The proposed 48 closures would reduce 17 percent of the existing 278 state parks to “caretaker” status, eliminating or relocating 136 state jobs, including half of the seasonal lifeguards at state beaches.
Also on the cutting board are state park employee positions: rangers, maintenance workers, historic site tour guides and environmental scientists.
The total savings is projected at $13.3 million. If the budget goes through as written, it would be up to a year before the ax would fall on any state park jobs.
“We thought about park fee increases; now we’re convinced that the park system is as lean as it can get, and the only way to make cuts was to make closures,” said Department of Finance Director Mike Genest at the Jan. 10 news conference unveiling Schwarzenegger’s budget plan.

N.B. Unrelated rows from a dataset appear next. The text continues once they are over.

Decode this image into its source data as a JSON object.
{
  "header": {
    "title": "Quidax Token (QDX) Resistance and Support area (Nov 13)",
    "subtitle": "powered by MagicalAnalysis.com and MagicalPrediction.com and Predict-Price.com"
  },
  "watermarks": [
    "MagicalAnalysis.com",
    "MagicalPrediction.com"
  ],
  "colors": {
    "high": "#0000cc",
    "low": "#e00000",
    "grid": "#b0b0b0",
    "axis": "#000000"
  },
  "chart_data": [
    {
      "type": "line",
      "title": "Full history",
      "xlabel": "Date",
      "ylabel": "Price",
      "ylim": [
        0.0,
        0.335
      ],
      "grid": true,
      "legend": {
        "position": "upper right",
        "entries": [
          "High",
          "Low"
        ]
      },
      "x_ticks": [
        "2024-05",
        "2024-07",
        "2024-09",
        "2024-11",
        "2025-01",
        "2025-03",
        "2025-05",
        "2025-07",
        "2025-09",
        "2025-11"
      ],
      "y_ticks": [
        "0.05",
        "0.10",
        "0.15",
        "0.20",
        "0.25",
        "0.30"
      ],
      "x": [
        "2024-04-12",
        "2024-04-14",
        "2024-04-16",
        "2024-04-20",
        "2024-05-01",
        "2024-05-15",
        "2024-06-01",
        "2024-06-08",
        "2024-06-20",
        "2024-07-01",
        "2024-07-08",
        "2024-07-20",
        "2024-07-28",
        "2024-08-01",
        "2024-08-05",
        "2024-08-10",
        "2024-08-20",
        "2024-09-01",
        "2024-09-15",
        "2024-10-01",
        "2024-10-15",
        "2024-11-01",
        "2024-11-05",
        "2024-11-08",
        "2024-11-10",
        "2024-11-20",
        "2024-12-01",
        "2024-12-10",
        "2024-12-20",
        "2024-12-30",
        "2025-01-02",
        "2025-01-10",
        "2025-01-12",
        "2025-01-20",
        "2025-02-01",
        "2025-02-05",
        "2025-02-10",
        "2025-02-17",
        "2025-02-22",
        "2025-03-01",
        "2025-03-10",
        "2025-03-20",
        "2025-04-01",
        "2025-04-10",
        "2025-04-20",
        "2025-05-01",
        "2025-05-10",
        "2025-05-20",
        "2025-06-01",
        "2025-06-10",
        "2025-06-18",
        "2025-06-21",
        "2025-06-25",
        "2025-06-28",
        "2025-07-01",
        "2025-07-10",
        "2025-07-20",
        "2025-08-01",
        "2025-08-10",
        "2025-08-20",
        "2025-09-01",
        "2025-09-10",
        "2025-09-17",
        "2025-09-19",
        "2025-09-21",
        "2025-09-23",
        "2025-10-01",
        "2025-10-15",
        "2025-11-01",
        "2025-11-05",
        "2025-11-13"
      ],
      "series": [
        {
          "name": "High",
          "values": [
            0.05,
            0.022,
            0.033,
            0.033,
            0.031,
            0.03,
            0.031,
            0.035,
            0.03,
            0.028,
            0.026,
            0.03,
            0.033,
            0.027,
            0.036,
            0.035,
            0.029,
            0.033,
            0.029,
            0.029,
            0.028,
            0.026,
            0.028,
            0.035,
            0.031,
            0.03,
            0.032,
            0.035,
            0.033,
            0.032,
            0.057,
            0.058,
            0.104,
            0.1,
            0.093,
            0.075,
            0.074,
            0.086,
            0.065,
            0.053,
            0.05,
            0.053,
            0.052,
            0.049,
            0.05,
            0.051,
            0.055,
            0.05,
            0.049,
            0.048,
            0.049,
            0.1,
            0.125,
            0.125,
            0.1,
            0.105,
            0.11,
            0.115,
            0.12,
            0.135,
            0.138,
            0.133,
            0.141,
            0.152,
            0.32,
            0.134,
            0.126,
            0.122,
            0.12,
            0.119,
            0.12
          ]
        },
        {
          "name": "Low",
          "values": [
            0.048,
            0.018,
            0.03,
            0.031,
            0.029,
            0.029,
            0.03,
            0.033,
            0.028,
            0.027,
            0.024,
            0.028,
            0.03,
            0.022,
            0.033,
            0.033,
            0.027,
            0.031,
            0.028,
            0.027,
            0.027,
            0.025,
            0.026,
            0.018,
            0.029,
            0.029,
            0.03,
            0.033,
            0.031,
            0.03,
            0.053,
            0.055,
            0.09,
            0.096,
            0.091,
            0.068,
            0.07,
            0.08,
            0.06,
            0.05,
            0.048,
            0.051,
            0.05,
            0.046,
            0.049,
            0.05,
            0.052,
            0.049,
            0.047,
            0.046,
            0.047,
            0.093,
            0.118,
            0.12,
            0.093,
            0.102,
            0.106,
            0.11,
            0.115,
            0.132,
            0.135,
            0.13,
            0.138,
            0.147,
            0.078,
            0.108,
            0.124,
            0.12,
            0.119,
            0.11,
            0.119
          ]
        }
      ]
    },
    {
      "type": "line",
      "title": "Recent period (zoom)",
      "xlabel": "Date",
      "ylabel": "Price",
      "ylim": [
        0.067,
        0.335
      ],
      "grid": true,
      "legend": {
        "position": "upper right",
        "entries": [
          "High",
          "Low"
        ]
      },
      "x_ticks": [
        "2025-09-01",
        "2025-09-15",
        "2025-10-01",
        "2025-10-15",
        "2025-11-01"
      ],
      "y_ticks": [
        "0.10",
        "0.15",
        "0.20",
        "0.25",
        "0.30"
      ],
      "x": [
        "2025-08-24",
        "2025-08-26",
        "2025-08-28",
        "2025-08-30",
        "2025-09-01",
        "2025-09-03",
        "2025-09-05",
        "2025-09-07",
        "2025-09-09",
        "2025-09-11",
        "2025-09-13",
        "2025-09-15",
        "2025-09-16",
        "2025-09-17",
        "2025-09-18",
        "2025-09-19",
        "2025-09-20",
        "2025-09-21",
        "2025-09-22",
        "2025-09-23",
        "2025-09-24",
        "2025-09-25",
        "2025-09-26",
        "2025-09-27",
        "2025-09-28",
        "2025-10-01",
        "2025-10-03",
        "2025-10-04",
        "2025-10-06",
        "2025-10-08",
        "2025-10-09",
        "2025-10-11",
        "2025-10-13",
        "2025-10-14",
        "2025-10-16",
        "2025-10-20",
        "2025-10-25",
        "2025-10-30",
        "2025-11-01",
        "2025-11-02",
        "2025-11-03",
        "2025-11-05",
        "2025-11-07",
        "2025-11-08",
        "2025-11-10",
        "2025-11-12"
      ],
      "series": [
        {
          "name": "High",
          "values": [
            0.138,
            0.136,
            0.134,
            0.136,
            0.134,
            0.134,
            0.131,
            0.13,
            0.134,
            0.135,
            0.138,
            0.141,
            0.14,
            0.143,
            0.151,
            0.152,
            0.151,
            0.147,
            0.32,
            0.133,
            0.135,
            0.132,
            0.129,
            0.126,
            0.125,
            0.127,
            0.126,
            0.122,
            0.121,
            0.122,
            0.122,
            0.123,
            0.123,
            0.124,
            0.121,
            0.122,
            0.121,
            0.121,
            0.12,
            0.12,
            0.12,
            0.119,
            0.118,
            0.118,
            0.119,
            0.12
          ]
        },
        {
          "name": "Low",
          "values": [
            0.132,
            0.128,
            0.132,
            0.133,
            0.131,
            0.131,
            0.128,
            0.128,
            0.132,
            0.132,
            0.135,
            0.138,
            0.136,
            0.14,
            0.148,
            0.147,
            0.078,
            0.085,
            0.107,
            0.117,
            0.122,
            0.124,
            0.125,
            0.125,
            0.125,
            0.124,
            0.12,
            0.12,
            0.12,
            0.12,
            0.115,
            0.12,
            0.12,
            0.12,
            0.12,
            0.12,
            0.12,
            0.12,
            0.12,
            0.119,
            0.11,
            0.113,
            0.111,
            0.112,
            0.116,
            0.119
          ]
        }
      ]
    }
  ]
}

Roy Stearns, deputy communications director for California State Parks, has been bombarded with media calls in the past few days since the budget announcement, with major newspapers and radio stations asking how the state Parks and Recreation Department is handling the issue.
“We’d like to save every employee we can,” he said.
After months of negotiations, the department conceded to make closures on state parks and beaches that had the lowest attendance and generated the smallest revenue. The working plan, Stearns said, is to eliminate vacant positions at the parks slated to close, and move permanent employees to open locations, should they be willing to relocate.
Stearns noted that California state parks are the single largest recreation destination in the state, exceeding by millions the number of visitors to private amusement parks. The closures would shut out an estimated 6.5 million of the 79 million annual park visitors that California enjoys, giving it the largest state park attendance in the nation.